Robert Barnes: The Unconstitutional Impeachment of President Trump – IOTW Report

Robert Barnes: The Unconstitutional Impeachment of President Trump

Breitbart | Robert Barnes: Neither of the impeachment charges against President Donald Trump is indictable. As such, neither is impeachable. The Constitution compels the Senate tp acquit President Trump as a matter of law.

There are three critical reasons for the principle that impeachable offenses be indictable offenses

First, the plain text of the Constitution requires it; second, the protection of the people’s right to select the president cannot make the president serve at the pleasure of Congress; and third, the due process rights of the president prevent nebulous, vague undefined “offenses” being the basis of punitive impeachment.

Indeed, this argument is far from new: the only Supreme Court Justices ever to argue on the Senate floor on impeachment agreed; the only active Judges to ever argue on the Senate floor on impeachment agreed; and Founding Fathers who debated impeachment on the Senate floor back to 1805 agreed.

The Text of the Constitution Limits Impeachable Offenses to Indictable Offenses

The Constitution only authorizes impeachment for three reasons: treason, bribery, and “other High Crimes and Misdemeanors” akin to treason or bribery.
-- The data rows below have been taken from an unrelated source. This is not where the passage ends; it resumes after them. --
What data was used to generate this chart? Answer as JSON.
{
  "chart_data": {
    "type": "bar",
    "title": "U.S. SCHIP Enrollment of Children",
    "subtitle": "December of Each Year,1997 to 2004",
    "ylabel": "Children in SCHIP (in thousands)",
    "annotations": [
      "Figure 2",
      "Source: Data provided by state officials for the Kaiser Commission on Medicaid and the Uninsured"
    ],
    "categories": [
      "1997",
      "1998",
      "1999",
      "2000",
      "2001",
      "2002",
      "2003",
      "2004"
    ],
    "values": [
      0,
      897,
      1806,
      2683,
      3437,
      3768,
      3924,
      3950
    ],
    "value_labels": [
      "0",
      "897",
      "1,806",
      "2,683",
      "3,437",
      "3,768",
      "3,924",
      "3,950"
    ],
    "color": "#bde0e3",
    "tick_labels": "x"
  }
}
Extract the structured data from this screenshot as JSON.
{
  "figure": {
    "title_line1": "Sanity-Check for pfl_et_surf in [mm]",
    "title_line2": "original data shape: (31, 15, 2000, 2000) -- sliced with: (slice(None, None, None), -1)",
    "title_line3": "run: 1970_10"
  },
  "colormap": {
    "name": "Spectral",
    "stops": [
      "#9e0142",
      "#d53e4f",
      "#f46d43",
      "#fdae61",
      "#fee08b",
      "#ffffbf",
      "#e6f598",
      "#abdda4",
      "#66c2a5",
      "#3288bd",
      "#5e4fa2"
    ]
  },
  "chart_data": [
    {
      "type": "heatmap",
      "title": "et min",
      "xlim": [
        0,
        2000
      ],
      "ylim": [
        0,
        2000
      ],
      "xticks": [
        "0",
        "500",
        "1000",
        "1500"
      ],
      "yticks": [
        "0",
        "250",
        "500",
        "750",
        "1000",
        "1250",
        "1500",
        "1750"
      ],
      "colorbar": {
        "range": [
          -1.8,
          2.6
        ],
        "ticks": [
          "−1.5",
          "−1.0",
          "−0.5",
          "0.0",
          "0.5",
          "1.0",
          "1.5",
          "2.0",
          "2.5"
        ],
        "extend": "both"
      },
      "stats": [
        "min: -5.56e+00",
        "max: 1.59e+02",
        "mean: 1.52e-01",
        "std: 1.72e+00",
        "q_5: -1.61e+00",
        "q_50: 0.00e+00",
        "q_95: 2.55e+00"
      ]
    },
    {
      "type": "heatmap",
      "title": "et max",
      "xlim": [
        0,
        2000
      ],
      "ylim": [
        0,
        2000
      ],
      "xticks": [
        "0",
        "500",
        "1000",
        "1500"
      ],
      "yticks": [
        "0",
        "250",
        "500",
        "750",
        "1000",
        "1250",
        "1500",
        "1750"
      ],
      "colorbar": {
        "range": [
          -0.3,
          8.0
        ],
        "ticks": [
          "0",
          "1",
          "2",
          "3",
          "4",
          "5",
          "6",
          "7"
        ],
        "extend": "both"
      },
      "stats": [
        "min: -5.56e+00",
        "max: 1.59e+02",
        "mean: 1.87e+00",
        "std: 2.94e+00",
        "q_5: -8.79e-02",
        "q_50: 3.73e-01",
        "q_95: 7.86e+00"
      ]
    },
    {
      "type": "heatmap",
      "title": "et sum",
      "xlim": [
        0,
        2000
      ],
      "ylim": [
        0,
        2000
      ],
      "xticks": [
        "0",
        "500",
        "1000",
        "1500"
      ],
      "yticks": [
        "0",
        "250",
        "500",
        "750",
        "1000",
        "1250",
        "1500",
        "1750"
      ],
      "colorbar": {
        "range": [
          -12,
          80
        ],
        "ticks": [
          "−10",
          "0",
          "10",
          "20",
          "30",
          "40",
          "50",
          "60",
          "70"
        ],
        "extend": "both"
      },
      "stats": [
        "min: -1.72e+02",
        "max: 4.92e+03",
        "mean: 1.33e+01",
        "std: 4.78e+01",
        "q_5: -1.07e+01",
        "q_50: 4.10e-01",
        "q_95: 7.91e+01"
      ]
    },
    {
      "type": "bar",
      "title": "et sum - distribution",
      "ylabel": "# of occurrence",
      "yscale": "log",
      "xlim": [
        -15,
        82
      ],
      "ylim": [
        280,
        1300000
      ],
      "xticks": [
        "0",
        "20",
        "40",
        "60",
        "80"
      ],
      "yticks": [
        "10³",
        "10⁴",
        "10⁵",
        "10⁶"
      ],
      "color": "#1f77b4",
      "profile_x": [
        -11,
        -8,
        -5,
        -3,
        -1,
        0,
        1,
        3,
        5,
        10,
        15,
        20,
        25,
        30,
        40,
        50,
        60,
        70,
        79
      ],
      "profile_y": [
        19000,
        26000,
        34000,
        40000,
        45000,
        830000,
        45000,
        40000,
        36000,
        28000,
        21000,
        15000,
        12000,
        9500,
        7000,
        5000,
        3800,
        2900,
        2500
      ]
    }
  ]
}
As the current impeachment charges do not even allege treason, bribery or comparable “other high crimes,” this impeachment of President Trump offends the Constitution.

This understanding of the Constitution is not new.

As Alan Dershowitz recently noted, past former Supreme Court Justices made the same argument on the Senate floor in past impeachments.

As you can read in the journals of past infamous impeachment trials, Founding Fathers, respected jurists, and legal scholars each argued near the very founding of our country: “[n}othing is impeachable that is not also indictable.” (Source: Hinds’ Precedents, Volume 3, Chapter 72, “The Impeachment and Trial of Samuel Chase,” published by the U.S. Government Publishing Office, found at this site: https://www.govinfo.gov/content/pkg/GPO-HPREC-HINDS-V3/html/GPO-HPREC-HINDS-V3-21.htm)

Equally, as Dershowitz commented, former Justice Benjamin R. Curtis concurred in the impeachment trial of Andrew Johnson. (The opening argument of former Supreme Court Justice Curtis can be found here: https://famous-trials.com/johnson/482-curtisopening).

Harvard law professor Nikolas Bowie has recognized the significance of this precedent, in his response to Laurence Tribe in Harvard Law Review. (https://harvardlawreview.org/wp-content/uploads/2018/12/vol132_Bowie.pdf).

Indeed, every judge or justice to take the floor of the Senate and argue about impeachment — for president or judges — has agreed since 1805: impeachment requires a crime.

First, in 1805, Supreme Court Justice Samuel Chase argued that “impeachment might be invoked only for indictable offenses.” As the journal of the proceeding itself admits, “counsel for Mr. Justice Chase argued elaborately that the power of impeachment applied only to indictable offenses.”

The counsel for Justice Chase included Judge Joseph Hopkinson, himself the astute and learned son of the famous signer of the Declaration of Independence, Francis Hopkinson.

Another fellow member of the Constitutional Convention also joined the defense of Justice Chase: Luther Martin, rightly identified as one of the “Founding Fathers” himself.  Martin, Chase and Hopkinson all concurred that it would be shocking if any official could be “impeached and deprived of his office when he has done nothing which the laws of his country prohibited.”

Yet that is precisely what has occurred to President Trump.